Reputation: 174
I can't get event from a widget stop propagating to parent window. I mean I have a spinbox with its own command, and I got toplevel bind on mouse click to exit the application
spinbox .mask -command { remask this %d ; break }
bind . <ButtonRelease-1> { recopy this ; exit }
When I click on the spinbox scroll button, the application exits all the time. the break doesn't seem to work within spinbox event command.
Also Up and Down key binding don't work also.
Here is the complete code for convenience
proc expand { name } {
upvar 2 $name what
uplevel "upvar 1 $name that"
foreach key [array names what] {
uplevel "upvar 0 that($key) $key"
}
}
proc remask { name { delta 0 } } {
expand $name
if {$delta == "up" } { set delta 1 }
if {$delta == "down"} { set delta -1 }
set delta [expr $delta < 0 ? -1 : $delta > 0 ? 1 : 0]
set date [clock add $date $delta $unit]
set file [clock format $date -format $mask -locale fr]
set test [file exists $file]
}
proc reunit { name } {
expand $name
set map {
%a days
%A days
%d days
%V weeks
%b months
%B months
%m months
%y years
%Y years
%g years
%G years
}
foreach {key value} $map {
if { [string first $key $mask] > 0 } {
set unit $value
break
}
}
}
proc recopy { name } {
expand $name
if {!$test} {
if [file exists $mask] {
file copy $mask $file
} else {
open $file w
}
}
}
array set map {
0 green
1 red
}
set taken 0
if {$argc > 1} {
set path [lindex $argv 0]
cd [file dirname $path]
} else {
set path "file_%Y%m%d.txt"
}
set this(mask) [file tail $path]
set this(file) $this(mask)
set this(date) [clock seconds]
set this(unit) days
set this(test) [file exists $this(file)]
reunit this
remask this
set posx [winfo pointerx .]
set posy [winfo pointery .]
set posx [expr $posx - 50]
set posy [expr $posy - 40]
wm title . "rename $this(mask)"
wm attributes . -toolwindow true
wm geometry . +$posx+$posy
spinbox .mask -textvariable this(file) -foreground $map($this(test)) -command { remask this %d ; break }
pack .mask -fill x -padx 20 -pady 5
grab .
bind . <ButtonRelease-1> { recopy this ; exit }
bind . <Key-Return> { recopy this ; exit }
bind . <ButtonRelease-3> { exit }
bind . <Key-Escape> { exit }
bind . <MouseWheel> { remask this %D ; .mask configure -foreground $map($this(test)) }
bind . <Key-plus> { remask this +1 ; .mask configure -foreground $map($this(test)) }
bind . <Key-Up> { remask this +1 ; .mask configure -foreground $map($this(test)) }
bind . <Key-minus> { remask this -1 ; .mask configure -foreground $map($this(test)) }
bind . <Key-Down> { remask this -1 ; .mask configure -foreground $map($this(test)) }
Upvotes: 0
Views: 1576
Reputation: 137627
The core issue is that break
is only magical in a binding script, and not in the -command
option script, as that is something that is only invoked indirectly from a binding script (via a class-level binding). That's not about to change. (Also, the -command
option also doesn't do %
-bind-substitutions normally, though it might substitute; see the widget documentation.)

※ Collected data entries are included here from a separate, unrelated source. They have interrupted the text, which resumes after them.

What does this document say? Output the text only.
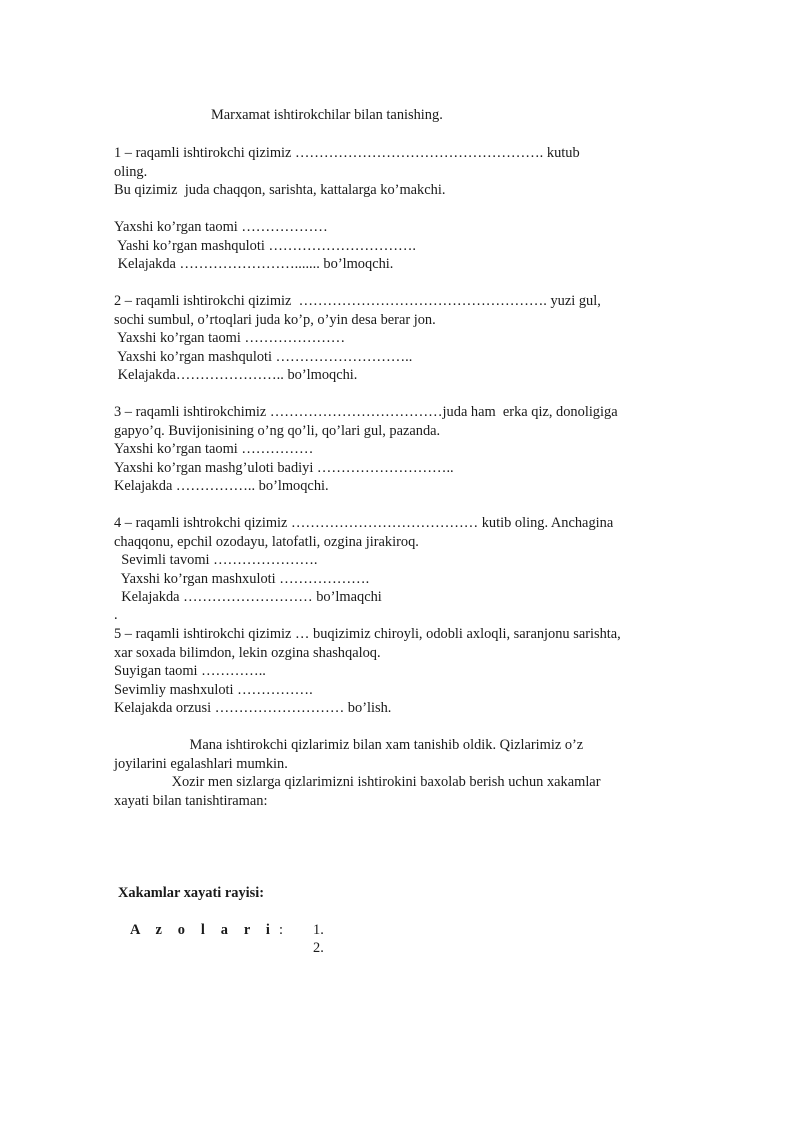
Marxamat ishtirokchilar bilan tanishing.
1 – raqamli ishtirokchi qizimiz ……………………………………………. kutub
oling.
Bu qizimiz  juda chaqqon, sarishta, kattalarga ko’makchi.
Yaxshi ko’rgan taomi ………………
Yashi ko’rgan mashquloti ………………………….
Kelajakda ……………………....... bo’lmoqchi.
2 – raqamli ishtirokchi qizimiz  ……………………………………………. yuzi gul,
sochi sumbul, o’rtoqlari juda ko’p, o’yin desa berar jon.
Yaxshi ko’rgan taomi …………………
Yaxshi ko’rgan mashquloti ………………………..
Kelajakda………………….. bo’lmoqchi.
3 – raqamli ishtirokchimiz ………………………………juda ham  erka qiz, donoligiga
gapyo’q. Buvijonisining o’ng qo’li, qo’lari gul, pazanda.
Yaxshi ko’rgan taomi ……………
Yaxshi ko’rgan mashg’uloti badiyi ………………………..
Kelajakda …………….. bo’lmoqchi.
4 – raqamli ishtrokchi qizimiz ………………………………… kutib oling. Anchagina
chaqqonu, epchil ozodayu, latofatli, ozgina jirakiroq.
Sevimli tavomi ………………….
Yaxshi ko’rgan mashxuloti ……………….
Kelajakda ……………………… bo’lmaqchi
.
5 – raqamli ishtirokchi qizimiz … buqizimiz chiroyli, odobli axloqli, saranjonu sarishta,
xar soxada bilimdon, lekin ozgina shashqaloq.
Suyigan taomi …………..
Sevimliy mashxuloti …………….
Kelajakda orzusi ……………………… bo’lish.
Mana ishtirokchi qizlarimiz bilan xam tanishib oldik. Qizlarimiz o’z
joyilarini egalashlari mumkin.
Xozir men sizlarga qizlarimizni ishtirokini baxolab berish uchun xakamlar
xayati bilan tanishtiraman:
Xakamlar xayati rayisi:
A    z    o    l    a    r    i : 1.
2.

To prevent that widget from propagating the <ButtonRelease-1>
event (and just that event) to the containing toplevel, you need to insert an extra binding tag and apply the binding there.
spinbox .mask -command { remask this %d }
bind . <ButtonRelease-1> { recopy this ; exit }
bindtags .mask {.mask Spinbox extraMagic.mask . all}
bind extraMagic.mask <ButtonRelease-1> break
The binding tag string extraMagic.mask
is not special at all except that it is mentioned in both the bind
and the bindtags
commands. (I put the name of the widget at the end because I'm thinking in terms of having this applied to a single widget only.) What is special is that it comes between Spinbox
(the class binding tag) and .
(the toplevel binding tag) and that it has a binding for <ButtonRelease-1>
which does a break
.
Note that this will only apply to events delivered to that specific spinbox; a click on any other widget in the toplevel will make things exit. (It's usually recommended to only put accelerator key-bindings on toplevels, and for user code to avoid attaching to all
at all as global bindings are very subtle things that apply in places that it is easy to forget.)